From an optical standpoint, the camera optics of the iPhone 6 Plus are absolutely no match to the superb optics of the Nikon lens. The iPhone 6 Plus camera sensor is also no match to the one in the Nikon D7000 — though both are manufactured by Sony but to vastly different requirement standards.

Today’s cameras, both DSLRs and smartphone cameras included, incorporate very sophisticated computational electronics on board. The iPhone 6 Plus boasts a powerful Apple ARM processor, and the Nikon camera includes a sophisticated Expeed processor. Both of these processors perform corrections on the fly before, during and after the photograph is taken. For instance, they both incorporate algorithms that assess the nature of the scene (e.g., is it a landscape, or does it include faces?) to determine the exposure parameters. Same for the focusing. Additionally, they both make corrections on the fly for the optical errors coming from the optics…and this is just the beginning.

Now, the Nikon 24mm prime lens is a superb lens and has excellent optics. In contrast, the lens used in the iPhone 6 Plus is no match. It suffers from significant optical errors called aberrations. For instance, one of these errors is called distortion: the photograph, uncorrected, looks distorted. Another error is chromatic aberration: different colors have different focus points. Guess what? Both camera processors correct for all of these errors: this is what “adaptive” does. It adapts and corrects. In other words, there are algorithms (and intelligence) that measure and recognize errors in the system (here, the camera and the optics) that may vary depending on the device and circumstances, then make the proper corrections in real time such that the end product is nearly free of problems. The smartphone industry cleverly shifted the burden of camera performance from expensive and sophisticated lens manufacturing (what it used to be in the past decades) to inexpensive computation. Brilliant!

It becomes immediately obvious to the reader that the biggest beneficiary from this “adaptive” performance is the inexpensive plastic lens used in the iPhone 6 Plus. In other words, the benefit of shifting the burden to computation is the use of lower cost components, in this case, a lower cost sensor and lens, albeit with worse optical specifications. And I mean much lower cost: in this example here, it is about 100X less expensive.

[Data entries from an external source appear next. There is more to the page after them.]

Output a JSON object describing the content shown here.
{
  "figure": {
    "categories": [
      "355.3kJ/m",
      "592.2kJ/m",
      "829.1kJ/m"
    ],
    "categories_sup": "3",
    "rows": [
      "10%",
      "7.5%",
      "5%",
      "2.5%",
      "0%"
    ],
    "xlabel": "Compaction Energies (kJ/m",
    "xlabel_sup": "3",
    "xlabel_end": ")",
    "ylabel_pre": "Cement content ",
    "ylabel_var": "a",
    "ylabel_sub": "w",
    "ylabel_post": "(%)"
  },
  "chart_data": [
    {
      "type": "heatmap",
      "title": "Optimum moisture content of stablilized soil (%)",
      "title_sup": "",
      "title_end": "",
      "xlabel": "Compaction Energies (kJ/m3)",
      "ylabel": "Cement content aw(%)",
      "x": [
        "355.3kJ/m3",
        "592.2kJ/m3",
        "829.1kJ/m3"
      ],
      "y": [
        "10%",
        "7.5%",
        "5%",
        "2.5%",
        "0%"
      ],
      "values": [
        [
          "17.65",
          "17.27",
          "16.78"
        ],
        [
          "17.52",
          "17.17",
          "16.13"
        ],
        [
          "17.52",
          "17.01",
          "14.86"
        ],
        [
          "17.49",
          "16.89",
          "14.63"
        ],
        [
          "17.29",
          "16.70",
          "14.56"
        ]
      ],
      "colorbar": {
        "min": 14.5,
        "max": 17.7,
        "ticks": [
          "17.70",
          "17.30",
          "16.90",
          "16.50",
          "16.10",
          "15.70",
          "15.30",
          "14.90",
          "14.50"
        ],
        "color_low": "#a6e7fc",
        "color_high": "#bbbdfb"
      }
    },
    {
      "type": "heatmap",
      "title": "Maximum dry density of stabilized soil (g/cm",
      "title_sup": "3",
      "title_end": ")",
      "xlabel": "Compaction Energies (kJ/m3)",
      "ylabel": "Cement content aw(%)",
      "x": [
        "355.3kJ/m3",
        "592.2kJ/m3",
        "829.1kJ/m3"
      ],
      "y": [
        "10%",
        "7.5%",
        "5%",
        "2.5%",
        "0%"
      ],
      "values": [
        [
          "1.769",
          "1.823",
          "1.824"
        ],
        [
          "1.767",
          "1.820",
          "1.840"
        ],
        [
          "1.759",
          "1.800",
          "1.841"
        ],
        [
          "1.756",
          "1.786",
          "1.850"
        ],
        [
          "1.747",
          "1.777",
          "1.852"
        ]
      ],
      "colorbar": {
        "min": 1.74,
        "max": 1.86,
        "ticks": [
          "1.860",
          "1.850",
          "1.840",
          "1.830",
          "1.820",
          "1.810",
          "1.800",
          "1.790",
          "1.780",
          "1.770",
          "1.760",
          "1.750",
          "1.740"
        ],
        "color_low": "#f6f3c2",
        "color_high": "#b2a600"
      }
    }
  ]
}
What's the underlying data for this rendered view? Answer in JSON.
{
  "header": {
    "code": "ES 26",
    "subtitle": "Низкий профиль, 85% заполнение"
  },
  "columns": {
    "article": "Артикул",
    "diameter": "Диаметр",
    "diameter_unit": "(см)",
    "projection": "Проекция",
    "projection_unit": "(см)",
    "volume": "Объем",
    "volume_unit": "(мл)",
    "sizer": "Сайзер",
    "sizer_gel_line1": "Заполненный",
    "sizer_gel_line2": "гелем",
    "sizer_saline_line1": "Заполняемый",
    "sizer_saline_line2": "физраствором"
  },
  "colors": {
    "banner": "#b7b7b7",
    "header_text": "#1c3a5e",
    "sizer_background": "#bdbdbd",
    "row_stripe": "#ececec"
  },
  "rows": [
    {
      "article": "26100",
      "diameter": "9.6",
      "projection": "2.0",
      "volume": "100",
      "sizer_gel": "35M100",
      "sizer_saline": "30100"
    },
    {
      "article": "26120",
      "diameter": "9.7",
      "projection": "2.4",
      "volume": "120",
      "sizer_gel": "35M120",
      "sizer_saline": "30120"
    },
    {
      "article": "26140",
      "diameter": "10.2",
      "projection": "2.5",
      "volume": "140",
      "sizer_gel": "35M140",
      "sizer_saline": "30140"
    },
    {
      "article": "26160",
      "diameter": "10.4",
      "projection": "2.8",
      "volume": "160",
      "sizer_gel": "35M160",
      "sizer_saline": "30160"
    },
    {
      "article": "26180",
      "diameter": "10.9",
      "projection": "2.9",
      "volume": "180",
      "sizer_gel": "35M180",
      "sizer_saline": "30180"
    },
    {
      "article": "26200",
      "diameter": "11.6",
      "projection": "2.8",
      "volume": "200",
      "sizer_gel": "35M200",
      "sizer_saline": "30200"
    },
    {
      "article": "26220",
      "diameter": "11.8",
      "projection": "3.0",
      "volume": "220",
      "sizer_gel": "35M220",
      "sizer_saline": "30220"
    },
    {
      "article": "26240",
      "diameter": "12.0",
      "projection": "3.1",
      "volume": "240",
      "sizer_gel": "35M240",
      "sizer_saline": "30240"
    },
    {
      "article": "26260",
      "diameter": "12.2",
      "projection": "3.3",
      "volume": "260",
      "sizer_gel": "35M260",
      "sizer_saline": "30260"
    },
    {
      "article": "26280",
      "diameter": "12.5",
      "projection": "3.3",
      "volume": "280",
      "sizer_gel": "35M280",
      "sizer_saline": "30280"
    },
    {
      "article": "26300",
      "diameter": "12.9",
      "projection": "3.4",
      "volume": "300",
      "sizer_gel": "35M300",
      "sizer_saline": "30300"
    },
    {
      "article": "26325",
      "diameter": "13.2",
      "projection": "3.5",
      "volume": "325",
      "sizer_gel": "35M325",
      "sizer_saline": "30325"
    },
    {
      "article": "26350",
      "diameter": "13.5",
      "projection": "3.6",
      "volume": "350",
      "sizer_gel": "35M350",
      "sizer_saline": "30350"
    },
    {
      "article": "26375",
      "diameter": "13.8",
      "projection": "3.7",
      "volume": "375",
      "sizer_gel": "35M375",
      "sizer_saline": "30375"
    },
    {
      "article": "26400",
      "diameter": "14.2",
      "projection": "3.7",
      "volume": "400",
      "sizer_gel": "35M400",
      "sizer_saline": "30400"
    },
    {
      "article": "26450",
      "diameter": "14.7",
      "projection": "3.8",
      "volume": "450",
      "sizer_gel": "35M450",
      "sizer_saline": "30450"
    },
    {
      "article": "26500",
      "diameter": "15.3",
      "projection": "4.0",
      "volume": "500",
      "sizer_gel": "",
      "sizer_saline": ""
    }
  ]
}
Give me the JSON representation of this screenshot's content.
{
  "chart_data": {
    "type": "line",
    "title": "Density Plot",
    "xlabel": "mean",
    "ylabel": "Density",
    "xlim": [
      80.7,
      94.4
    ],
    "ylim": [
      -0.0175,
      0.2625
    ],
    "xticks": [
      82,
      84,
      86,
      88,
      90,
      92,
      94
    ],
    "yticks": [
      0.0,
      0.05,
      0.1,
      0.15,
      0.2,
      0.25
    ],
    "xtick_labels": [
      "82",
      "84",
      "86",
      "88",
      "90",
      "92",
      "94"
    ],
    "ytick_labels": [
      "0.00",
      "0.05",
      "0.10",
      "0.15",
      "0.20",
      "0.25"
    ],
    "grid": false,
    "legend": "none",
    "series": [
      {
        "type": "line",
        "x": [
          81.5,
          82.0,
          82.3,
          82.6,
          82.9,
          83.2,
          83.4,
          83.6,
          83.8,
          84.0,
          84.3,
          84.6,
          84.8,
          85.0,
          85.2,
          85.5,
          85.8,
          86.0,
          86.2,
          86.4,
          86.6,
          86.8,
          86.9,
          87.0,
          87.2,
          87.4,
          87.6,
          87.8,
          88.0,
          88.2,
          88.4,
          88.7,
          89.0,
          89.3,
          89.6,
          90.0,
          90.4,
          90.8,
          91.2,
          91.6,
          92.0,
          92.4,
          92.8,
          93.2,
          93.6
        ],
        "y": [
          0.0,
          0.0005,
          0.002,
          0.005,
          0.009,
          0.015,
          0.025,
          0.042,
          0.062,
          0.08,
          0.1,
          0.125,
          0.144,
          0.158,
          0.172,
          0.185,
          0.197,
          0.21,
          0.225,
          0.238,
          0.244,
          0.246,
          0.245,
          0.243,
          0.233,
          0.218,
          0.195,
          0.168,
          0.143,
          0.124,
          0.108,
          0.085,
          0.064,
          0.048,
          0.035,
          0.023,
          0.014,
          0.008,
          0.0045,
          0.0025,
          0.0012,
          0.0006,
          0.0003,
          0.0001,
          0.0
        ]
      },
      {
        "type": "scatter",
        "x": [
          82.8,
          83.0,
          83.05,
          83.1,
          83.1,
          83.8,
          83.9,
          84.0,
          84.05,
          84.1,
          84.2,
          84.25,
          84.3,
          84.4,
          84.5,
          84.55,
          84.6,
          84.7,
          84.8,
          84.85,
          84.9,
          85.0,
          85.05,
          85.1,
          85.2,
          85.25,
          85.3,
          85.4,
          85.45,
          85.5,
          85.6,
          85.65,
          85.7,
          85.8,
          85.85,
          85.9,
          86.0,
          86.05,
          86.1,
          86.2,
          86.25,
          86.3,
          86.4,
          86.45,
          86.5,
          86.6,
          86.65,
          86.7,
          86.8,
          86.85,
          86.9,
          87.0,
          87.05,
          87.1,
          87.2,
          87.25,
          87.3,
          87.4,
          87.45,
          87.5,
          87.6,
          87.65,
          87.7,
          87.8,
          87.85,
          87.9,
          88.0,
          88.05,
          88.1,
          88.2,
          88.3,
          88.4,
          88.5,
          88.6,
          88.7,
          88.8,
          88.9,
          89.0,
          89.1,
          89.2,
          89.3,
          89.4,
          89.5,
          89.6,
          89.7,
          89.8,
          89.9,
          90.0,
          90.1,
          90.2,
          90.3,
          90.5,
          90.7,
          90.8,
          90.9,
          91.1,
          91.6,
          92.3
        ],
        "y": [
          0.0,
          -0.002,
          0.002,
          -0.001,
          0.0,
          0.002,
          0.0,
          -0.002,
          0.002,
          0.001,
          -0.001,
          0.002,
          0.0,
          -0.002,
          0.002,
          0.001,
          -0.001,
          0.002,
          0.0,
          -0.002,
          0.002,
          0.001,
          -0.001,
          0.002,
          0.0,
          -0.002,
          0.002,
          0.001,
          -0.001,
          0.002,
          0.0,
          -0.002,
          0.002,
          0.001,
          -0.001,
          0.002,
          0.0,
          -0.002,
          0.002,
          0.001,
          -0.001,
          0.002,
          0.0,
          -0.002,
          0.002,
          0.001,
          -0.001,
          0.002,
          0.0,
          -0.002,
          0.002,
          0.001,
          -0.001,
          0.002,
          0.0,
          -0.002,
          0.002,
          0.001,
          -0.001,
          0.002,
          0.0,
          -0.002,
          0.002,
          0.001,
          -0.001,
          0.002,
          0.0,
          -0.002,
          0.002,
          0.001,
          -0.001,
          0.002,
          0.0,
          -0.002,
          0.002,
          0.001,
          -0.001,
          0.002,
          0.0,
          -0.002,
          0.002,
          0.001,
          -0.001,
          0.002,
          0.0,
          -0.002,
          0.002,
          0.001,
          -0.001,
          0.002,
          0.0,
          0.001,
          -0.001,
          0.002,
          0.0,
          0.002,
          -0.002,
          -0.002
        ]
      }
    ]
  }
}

Adaptive systems are not new by any stretch of the imagination. They were initially proposed and used in complex systems — for example, correcting the optical errors in large telescopes as a result of variations in the upper atmosphere. However, the rapid decline in the cost of computing over the past decade has made the implementation of “adaptivity” accessible across a broad range of applications.

So, now you can begin to imagine what adaptive solutions can do to improve the performance of batteries where materials and manufacturing can have significant variability and associated costs. This will be the topic of a future post.